Celebrações do feriado municipal junto à Câmara Municipal de Vila Nova de Paiva
D.R.
Marques e Beleza defenderam a regionalização. Custódio referiu que já foi um defensor da mesma, mas recuou por entender que iria acrescentar "mais um" patamar ao intrincado de entidades pelas quais passam decisões e projetos.
O atual autarca de Vila Nova de Paiva, Paulo Marques (PS), e dois ex-presidentes de câmara, Manuel Custódio (PSD), entre 2005 e 2009, e Avantino Beleza (CDS), entre 1982 e 1989 e entre 1993 e 1997, traçaram um retrato daquele concelho do distrito de Viseu. E concordaram que os 50 anos de poder local (primeiras autárquicas ocorreram a 12 de dezembro de 1976) mudaram tanto o território como a forma de fazer política.
Marques e Beleza defenderam a regionalização. Custódio referiu que já foi um defensor da mesma, mas recuou por entender que iria acrescentar "mais um" patamar ao intrincado de entidades pelas quais passam decisões e projetos.
"Hoje em dia, felizmente, há mais dinheiro para as autarquias. A descentralização de poderes foi muito importante. É cada vez mais importante e deveríamos caminhar no sentido da regionalização, definitivamente, para a partir daí sermos ainda mais autónomos", considerou Paulo Marques, que cumpre, atualmente, o seu segundo mandato. Declarou ainda que com "as CCDR, agora com mais poderes, e com as Comunidades Intermunicipais, conseguimos ter alguma autonomia que nos permite decidir por nós próprios aquilo que fazemos com o bolo que existe".

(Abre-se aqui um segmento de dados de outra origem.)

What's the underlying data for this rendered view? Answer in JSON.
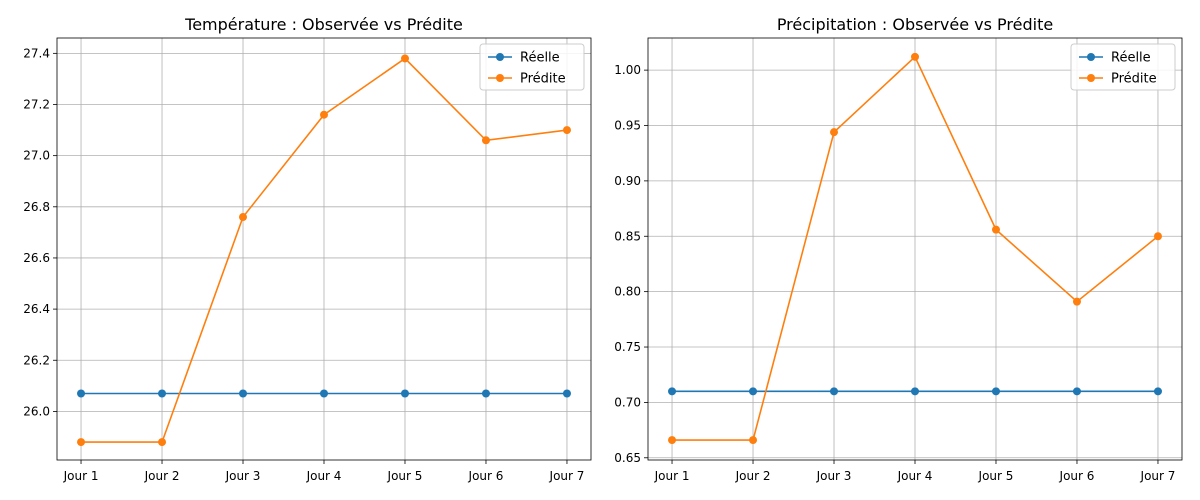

"Sabemos mais ou menos o dinheiro que nos está atribuído e decidimos onde e como devemos investir. É o poder que temos e é, obviamente, mais fácil hoje do que era na altura em que estes dois colegas foram presidentes de câmara", disse Paulo Marques, acrescentando que, por outro lado, "o escrutínio hoje é muito maior por causa das redes sociais".
Avantino Beleza assumiu defender também a regionalização e afirmou ter lutado, na sua época, por maior poder para as autarquias. "Tivemos uma luta muito importante. Não foi só o facto de sermos eleitos, isso foi importante, mas depois houve o problema das competências e das verbas. Tivemos de fundar uma associação, a Associação Nacional de Municípios Portugueses (ANMP), e eu fiz parte do Conselho Diretivo na altura. A resistência do Governo foi sempre contra a ANMP, porque sabiam que nos estávamos a unir para termos uma Lei das Finanças Locais", afirmou.
No que toca à regionalização, o ex-autarca Manuel Custódio assumiu uma posição contrária. "Vou ser aqui um bocadinho advogado do diabo. Já fui um grande defensor da regionalização. Hoje não sou, devido à evolução que houve. Hoje temos Norte, Centro, Lisboa e Vale do Tejo, Alentejo e Algarve. Antes de haver as cinco CCDR, no primeiro referendo, tinha toda a lógica haver regionalização, mas hoje, para além das CCDR, temos as CIM, e ainda vamos ter mais capelas a abrir?", comentou.